With so many women walking away from the experience of birth feeling like they somehow failed, we need to consider why and how to address this as a culture. First, birth isn’t always about the “experience”, it’s about the mom and baby coming out alive and well when it’s said and done. I do think there is value in thinking through an upcoming birth and in talking about hopes for labor and delivery with a care provider. The two keys here are honesty on the part of your care provider about the realities of birth and coming to a mutual agreement that safety is the ultimate priority, even if it deviates from the original “vision”. Women need to appreciate everything our obstetricians and responsible midwives are doing to keep us safe, and our care providers need to work hard to understand a mother’s goals, both knowing they may not be met if it means an alternate plan will ensure safety. In addition, I wonder how much we could learn about each other if we sat down with our care providers for an honest follow up conversation about client satisfaction, disappointment, and how/why decisions were made during their labor and delivery?

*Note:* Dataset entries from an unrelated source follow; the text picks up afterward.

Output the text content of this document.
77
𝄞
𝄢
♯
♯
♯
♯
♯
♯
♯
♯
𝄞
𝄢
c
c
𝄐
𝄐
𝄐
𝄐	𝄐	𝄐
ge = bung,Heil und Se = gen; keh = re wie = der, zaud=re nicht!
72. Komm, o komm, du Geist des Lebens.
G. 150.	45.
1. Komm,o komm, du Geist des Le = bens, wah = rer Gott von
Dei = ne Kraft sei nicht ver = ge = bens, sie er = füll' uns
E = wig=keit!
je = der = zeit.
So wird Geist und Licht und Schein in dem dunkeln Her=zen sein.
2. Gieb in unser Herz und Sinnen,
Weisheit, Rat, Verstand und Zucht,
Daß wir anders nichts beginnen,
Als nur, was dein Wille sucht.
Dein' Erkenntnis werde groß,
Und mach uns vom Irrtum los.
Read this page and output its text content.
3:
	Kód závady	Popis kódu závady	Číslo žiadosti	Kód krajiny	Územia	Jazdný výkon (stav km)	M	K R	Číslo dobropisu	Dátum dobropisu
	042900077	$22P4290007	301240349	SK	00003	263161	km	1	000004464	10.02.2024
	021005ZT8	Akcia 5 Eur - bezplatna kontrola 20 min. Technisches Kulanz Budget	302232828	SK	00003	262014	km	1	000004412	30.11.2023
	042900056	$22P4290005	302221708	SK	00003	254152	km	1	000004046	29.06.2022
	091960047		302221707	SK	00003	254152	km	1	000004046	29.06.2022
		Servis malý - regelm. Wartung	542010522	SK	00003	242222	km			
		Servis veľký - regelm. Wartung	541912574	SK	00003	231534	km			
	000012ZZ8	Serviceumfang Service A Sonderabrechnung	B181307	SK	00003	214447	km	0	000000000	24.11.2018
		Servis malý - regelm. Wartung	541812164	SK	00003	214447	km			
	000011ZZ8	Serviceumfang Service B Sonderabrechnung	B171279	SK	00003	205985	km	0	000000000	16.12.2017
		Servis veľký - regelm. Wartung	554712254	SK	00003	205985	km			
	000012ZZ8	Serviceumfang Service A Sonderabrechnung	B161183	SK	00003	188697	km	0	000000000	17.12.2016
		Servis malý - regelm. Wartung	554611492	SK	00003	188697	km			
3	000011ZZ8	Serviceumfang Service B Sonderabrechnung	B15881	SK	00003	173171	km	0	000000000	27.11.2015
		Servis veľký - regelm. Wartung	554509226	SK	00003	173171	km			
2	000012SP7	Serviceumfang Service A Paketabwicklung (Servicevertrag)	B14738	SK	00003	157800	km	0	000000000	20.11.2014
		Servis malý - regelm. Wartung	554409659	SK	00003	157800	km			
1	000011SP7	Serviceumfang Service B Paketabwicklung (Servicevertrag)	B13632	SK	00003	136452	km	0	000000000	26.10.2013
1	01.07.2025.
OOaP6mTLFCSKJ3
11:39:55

Can a mother fail at giving birth? I believe the answer is no, a mother cannot fail at giving birth. She can feel dissatisfied, disappointed, manipulated, but she cannot fail. Rather the failure comes in the care givers who choose not to recognize that birth doesn’t always work and that sometimes we need help. The failure rests on the shoulders of care givers who don’t appreciate that birth can be inherently dangerous. A great disservice is being imposed on women everywhere to paint birth as this peaceful, perfect, painless (orgasmic if you're into Ina May) image that ultimately is false for many of us, and not because we chose it or didn’t do our part. I believe our society has a responsibility to be honest about birth, its dangers and its beauties alike, and a responsibility to remove judgment of each other for the way in which our births have gone. Success should be defined by improving practices across the board and celebrating every baby that is born safely, regardless whether it was “natural” or not.